By Simon Critchley Copyright 2005
    152 Pages
    by Routledge

    152 Pages
    by Routledge

    This book is an invitation to read poetry. Simon Critchley argues that poetry enlarges life with a range of observation, power of expression and attention to language that eclipses any other medium. In a rich engagement with the poetry of Wallace Stevens, Critchley reveals that poetry also contains deep and important philosophical insight. Above all, he agues for a 'poetic epistemology' that enables us to think afresh the philosophical problem of the relation between mind and world, and ultimately to cast the problem away.

    Drawing astutely on Kant, the German and English Romantics and Heidegger, Critchley argues that through its descriptions of particular things and their stubborn plainness - whether water, guitars, trees, or cats - poetry evokes the 'mereness' of things. It is this experience, he shows, that provokes the mood of calm and releases the imaginative insight we need to press back against the pressure of reality. Critchley also argues that this calm defines the cinematic eye of Terrence Malick, whose work is discussed at the end of the book.

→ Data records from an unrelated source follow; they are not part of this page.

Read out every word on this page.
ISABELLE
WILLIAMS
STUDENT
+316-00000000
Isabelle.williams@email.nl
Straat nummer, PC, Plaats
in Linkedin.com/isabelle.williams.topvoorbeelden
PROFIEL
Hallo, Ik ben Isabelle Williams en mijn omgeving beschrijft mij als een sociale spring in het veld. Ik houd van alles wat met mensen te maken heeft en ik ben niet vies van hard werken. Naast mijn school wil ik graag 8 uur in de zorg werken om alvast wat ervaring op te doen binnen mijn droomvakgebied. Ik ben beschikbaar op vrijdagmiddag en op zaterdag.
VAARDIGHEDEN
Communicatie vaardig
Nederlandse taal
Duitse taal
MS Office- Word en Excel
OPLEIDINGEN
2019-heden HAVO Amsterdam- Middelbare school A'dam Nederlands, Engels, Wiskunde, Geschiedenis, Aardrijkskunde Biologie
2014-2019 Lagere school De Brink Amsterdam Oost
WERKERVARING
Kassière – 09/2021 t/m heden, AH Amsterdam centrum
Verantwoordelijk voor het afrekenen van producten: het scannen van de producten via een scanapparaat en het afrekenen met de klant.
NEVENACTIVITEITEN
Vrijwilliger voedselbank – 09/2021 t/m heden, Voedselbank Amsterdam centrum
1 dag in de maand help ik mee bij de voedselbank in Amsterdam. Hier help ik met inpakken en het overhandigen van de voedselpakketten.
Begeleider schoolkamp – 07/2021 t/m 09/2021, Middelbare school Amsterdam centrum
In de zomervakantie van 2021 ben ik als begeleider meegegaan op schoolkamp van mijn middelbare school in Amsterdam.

    Acknowledgements, Abbreviations of works by Wallace Stevens, Advice to the reader, 1. Or so we say – twenty-one propositions, 2. Poetry, philosophy and life as it is, 3. Sudden rightnesses, 4. Wallace Stevens’s intimidating thesis, 5. The twofold task of poetry, 6. The thing itself and its seasons, Conclusion, Afterword: Calm – on Terrence Malick, Thanks, Notes, Bibliography, Index

    Biography

    Simon Critchley is Professor of Philosophy at the New School for Social Research, New York and at the University of Essex. He is the author of many books, including Very Little ... Almost Nothing and On Humour, both published by Routledge.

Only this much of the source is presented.